The Unknown Candidates

When I voted yesterday in the presidential primary, I knew that all of the GOP candidates' names would be on the ballot (including the ones who have "suspended" their campaigns), but for the Democrats, I thought there would be exactly two: Hillary Clinton and Bernie Sanders. But there were nine, including the withdrawn Martin O'Malley, and six other names I didn't recognize: Henry Hewes, Rocky De La Fuente, Keith Judd, Willie L. Wilson, John Wolfe Jr., and Jon Adams.

How did they get on the ballot? According to the Missouri Secretary Of State's website:
Candidates must provide a filing fee receipt of $1,000.00 paid to the state committee of candidate’s established political party or a statutorily qualifying petition signed by not less than 5,000 registered Missouri voters and a sworn statement that the candidate is unable to pay the filing fee. The receipt or the petition together with a sworn statement must be submitted with the written request to be included on the presidential preference primary.
In other words, you don't have to stand around the supermarket with a clipboard trying to convince people to sign a petition to let you run. You just have to come up with a thousand bucks, and you're on the ballot. I'm guessing that's how the six unknowns got on there, but I can't even speculate why.

It's wrong to look at these people as crazy, even though they had no chance in the long-term. After all, Jeb Bush wasted $150 million and he's not going to be his party's nominee. Neither are Marco Rubio, Ben Carson, Rand Paul, Mike Huckabee, Carly Fiorina, Rick Santorum, or Chris Christie. Yet, at some point, they all must have believed they were going to be our next commander-in-chief, and had advisers and friends who bought into the concept and encouraged them -- not to mention the people and PACs who wrote checks to support that impossible dream (Yahoo Finance's Rick Newman tallies the wasted money here).

Believe it or not, the unknowns actually did receive some votes.

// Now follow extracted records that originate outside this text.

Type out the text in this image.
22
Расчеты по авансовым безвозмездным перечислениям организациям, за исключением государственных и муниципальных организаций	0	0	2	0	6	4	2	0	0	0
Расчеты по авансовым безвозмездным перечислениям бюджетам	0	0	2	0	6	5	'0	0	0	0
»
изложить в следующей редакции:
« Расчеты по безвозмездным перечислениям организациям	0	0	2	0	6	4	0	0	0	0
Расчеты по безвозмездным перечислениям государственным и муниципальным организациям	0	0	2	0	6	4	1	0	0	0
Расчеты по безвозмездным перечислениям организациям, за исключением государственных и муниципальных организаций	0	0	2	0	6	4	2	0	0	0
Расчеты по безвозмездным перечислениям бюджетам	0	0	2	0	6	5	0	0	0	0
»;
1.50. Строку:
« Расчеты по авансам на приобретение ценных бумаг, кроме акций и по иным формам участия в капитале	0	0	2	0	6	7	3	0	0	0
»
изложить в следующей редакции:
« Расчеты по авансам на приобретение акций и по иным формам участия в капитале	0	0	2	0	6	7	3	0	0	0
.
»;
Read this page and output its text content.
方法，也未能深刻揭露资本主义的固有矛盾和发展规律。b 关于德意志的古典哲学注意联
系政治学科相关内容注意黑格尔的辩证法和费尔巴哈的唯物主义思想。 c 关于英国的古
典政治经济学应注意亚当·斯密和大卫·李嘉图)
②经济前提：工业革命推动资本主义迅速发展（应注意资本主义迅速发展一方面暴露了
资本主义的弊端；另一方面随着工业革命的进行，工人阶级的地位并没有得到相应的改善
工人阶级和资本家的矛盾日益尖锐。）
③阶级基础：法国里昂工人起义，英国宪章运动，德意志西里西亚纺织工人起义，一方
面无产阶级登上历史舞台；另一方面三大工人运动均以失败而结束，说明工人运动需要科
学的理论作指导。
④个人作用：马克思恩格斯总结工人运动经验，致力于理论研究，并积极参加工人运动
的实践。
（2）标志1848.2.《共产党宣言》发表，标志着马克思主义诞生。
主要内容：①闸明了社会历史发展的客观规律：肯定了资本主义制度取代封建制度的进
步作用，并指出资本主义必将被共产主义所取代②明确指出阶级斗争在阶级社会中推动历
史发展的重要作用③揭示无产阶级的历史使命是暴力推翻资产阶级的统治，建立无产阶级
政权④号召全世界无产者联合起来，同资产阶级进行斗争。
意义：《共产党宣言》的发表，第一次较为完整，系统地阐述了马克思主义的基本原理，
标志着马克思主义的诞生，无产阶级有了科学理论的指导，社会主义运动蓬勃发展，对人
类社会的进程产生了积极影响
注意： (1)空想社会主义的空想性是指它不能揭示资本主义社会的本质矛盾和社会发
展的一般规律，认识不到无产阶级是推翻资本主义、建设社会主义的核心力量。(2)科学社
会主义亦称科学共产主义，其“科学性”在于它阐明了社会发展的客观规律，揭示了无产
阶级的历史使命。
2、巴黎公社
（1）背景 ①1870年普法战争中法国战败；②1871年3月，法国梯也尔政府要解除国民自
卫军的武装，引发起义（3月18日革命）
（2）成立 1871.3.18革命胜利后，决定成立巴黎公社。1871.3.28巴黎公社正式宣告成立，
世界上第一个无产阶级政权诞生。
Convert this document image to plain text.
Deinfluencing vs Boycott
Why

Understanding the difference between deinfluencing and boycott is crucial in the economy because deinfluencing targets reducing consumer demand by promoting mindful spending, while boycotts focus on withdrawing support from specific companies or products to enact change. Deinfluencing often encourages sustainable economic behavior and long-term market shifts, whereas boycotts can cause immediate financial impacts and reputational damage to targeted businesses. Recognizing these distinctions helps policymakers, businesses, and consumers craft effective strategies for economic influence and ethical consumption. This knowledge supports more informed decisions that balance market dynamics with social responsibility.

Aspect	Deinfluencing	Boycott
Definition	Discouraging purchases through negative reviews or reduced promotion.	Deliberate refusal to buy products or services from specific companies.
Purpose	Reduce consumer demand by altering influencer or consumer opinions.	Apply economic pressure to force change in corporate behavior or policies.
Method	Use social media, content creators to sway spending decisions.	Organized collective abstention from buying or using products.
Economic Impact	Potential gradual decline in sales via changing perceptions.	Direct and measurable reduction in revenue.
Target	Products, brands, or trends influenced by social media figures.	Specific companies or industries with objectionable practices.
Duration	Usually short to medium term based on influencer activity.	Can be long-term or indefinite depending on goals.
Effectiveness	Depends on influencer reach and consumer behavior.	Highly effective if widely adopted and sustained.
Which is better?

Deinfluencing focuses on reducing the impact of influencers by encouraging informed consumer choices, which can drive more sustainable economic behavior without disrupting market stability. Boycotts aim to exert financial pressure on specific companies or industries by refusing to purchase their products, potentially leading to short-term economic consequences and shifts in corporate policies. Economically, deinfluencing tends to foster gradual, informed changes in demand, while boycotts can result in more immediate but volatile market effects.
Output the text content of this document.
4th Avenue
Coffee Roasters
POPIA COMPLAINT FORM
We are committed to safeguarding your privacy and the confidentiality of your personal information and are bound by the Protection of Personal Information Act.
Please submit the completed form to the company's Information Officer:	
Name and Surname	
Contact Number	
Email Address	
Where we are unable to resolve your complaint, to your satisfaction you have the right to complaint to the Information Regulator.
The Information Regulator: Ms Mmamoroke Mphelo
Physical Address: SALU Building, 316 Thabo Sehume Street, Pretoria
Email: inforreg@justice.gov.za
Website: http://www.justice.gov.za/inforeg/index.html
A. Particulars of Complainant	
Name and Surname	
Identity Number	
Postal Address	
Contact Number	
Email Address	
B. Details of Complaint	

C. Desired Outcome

In this state, while Clinton won with 310,602 and Sanders received 309,071 votes, the third place finisher was Hewes, who a remarkable 648 people voted for. That's more than O'Malley, who despite dropping out, was still the choice of 440 Missourians.

Technically, "uncommitted" was in third place, and I'll never understand that option even being on the ballot. If you don't know who to vote for, why are you taking the time to drive to the polling place, wait in line, take a ballot, and then make no choice? It's not like there were other offices and issues to vote for yesterday. All you had to do was choose which candidate you wanted to be the nominee of your party, and you essentially chose "none of the above." Why bother?

Besides Hewes, the other unknowns had totals of a few hundred each, including Jon Adams, who claims he's a third-cousin-many-times-removed from America's second president, and may have had another motive for running. It appears that Adams is using his presidential candidacy to try to get laid. On his website, on a tab labelled "First Lady," Adams writes:
I have not been lucky in love. And yet this presents an opportunity. If you are interested in joining the campaign as a possible future First Lady of the United States, and if you have a deep, abiding love of country as well as class, elegance and style, please email a short bio to: FLOTUS@adamsforpresident.com. This is not a reality television show. You can become First Lady of the United States. If all else fails, we can always hold a small election for First Lady in December 2016.
I wonder if Darva Conger is still single.